NASA has released a stunning new look at a dwarf galaxy that sits right around the celestial corner from the Milky Way, as seen by the groundbreaking James Webb Space Telescope (JWST). The telescope, which launched on Dec. 25 last year, is the most powerful the space agency has ever deployed and the result of a historic international collaboration. Just 10 months into its mission, it's already revealing new insights into the vast mysteries of the universe.
In addition to being the most powerful, the new space telescope is also NASA's largest. It has a 21-foot (6.5-meter) golden mirror made up of 18 hexagonal segments that allow it to probe deeper into the infrared wavelengths. Nestled behind that gilded honeycomb is a suite of advanced imaging instruments, which are responsible for the observations now being transmitted back home. There's never been a telescope quite like the James Webb in space, and scientists hope it'll help answer some of the many questions about how the universe came to be.
The latest image from NASA (above) brings unprecedented detail to a remote member of our galactic neighborhood, the dwarf galaxy Wolf–Lundmark–Melotte (WLM,) which lies just three million light-years away. Where the Spitzer Space Telescope years ago captured blurry smudges of starlight (still an impressive feat for its time), JWST obtained a remarkably crisp view — one that almost seems to glitter with stars too faint to previously see. Some of these stars formed in the early universe, making WLM a good target for reconstructing processes that occurred billions of years ago.
The Dwarf Galaxy In Our Neighborhood
The level of detail in the JWST observation is not only striking, but it's also revelatory. "We can see a myriad of individual stars of different colors, sizes, temperatures, ages, and stages of evolution; interesting clouds of nebular gas within the galaxy; foreground stars with Webb's diffraction spikes; and background galaxies with neat features like tidal tails," said Kristen McQuinn, a lead scientist with the Webb Early Release Science program, in a conversation with NASA's official blog. It can now be used as a point of comparison as Webb presses onward.

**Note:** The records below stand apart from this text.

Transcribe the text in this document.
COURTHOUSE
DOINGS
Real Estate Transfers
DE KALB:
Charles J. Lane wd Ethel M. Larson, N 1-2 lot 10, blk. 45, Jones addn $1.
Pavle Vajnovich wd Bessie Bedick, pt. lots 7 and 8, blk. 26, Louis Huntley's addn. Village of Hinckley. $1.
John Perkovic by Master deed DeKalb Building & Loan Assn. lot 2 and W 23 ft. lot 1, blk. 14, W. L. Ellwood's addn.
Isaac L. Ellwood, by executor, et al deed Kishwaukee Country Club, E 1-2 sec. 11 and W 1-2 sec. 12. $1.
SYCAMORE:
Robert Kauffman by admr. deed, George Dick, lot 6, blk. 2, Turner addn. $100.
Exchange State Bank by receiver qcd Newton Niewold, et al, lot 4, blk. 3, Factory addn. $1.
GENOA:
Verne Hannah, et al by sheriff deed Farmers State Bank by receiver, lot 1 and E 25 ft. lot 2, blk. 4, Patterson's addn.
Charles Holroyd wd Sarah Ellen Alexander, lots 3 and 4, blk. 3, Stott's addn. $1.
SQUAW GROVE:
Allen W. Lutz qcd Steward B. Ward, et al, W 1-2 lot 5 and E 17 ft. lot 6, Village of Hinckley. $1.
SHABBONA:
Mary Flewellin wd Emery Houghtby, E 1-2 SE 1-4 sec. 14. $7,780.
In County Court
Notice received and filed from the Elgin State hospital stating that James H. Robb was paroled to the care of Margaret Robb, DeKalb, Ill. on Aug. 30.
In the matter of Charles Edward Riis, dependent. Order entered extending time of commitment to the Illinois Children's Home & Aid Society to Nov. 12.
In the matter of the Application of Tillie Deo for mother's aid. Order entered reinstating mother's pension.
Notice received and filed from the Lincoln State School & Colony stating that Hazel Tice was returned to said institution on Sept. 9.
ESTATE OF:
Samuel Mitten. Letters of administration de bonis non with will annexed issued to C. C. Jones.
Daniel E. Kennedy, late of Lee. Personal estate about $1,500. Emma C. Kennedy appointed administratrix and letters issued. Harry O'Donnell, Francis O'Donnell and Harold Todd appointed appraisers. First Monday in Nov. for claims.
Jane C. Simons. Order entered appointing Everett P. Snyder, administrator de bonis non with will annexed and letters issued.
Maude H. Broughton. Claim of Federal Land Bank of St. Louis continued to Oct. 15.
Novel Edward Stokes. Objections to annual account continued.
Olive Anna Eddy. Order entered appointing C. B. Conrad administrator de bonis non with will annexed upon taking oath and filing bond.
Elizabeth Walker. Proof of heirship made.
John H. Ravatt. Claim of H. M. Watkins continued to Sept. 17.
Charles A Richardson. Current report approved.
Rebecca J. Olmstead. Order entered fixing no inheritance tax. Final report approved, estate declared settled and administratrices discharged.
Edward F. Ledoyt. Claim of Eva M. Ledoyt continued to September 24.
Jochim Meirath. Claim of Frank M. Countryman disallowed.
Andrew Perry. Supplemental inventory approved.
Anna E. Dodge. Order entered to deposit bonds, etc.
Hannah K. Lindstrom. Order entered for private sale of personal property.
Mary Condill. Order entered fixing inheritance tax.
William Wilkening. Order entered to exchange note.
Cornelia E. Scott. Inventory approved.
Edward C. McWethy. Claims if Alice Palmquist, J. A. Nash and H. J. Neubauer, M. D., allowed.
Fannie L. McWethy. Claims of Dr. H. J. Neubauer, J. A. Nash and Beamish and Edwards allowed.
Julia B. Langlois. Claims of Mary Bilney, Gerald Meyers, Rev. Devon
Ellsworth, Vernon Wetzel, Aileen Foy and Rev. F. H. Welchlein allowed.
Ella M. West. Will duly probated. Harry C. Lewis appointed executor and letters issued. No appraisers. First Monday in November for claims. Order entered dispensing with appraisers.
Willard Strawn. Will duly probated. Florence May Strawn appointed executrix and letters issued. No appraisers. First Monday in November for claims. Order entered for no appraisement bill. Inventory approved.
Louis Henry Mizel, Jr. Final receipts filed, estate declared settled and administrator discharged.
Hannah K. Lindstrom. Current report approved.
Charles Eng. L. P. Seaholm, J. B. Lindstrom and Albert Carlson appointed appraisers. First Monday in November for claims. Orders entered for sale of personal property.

WLM's relative remoteness compared to other objects in the Milky Way also goes a long way toward uncomplicating the view and what scientists can glean from it. "Many of the other nearby galaxies are intertwined and entangled with the Milky Way, which makes them harder to study," McQuinn says. Processes over the eons have also left it with similar gaseous properties to the small galaxies of the young universe. With each new study of this dwarf galaxy — Hubble, Spitzer and now James Webb — scientists get a better picture of how stars may have evolved in long-ago galaxies.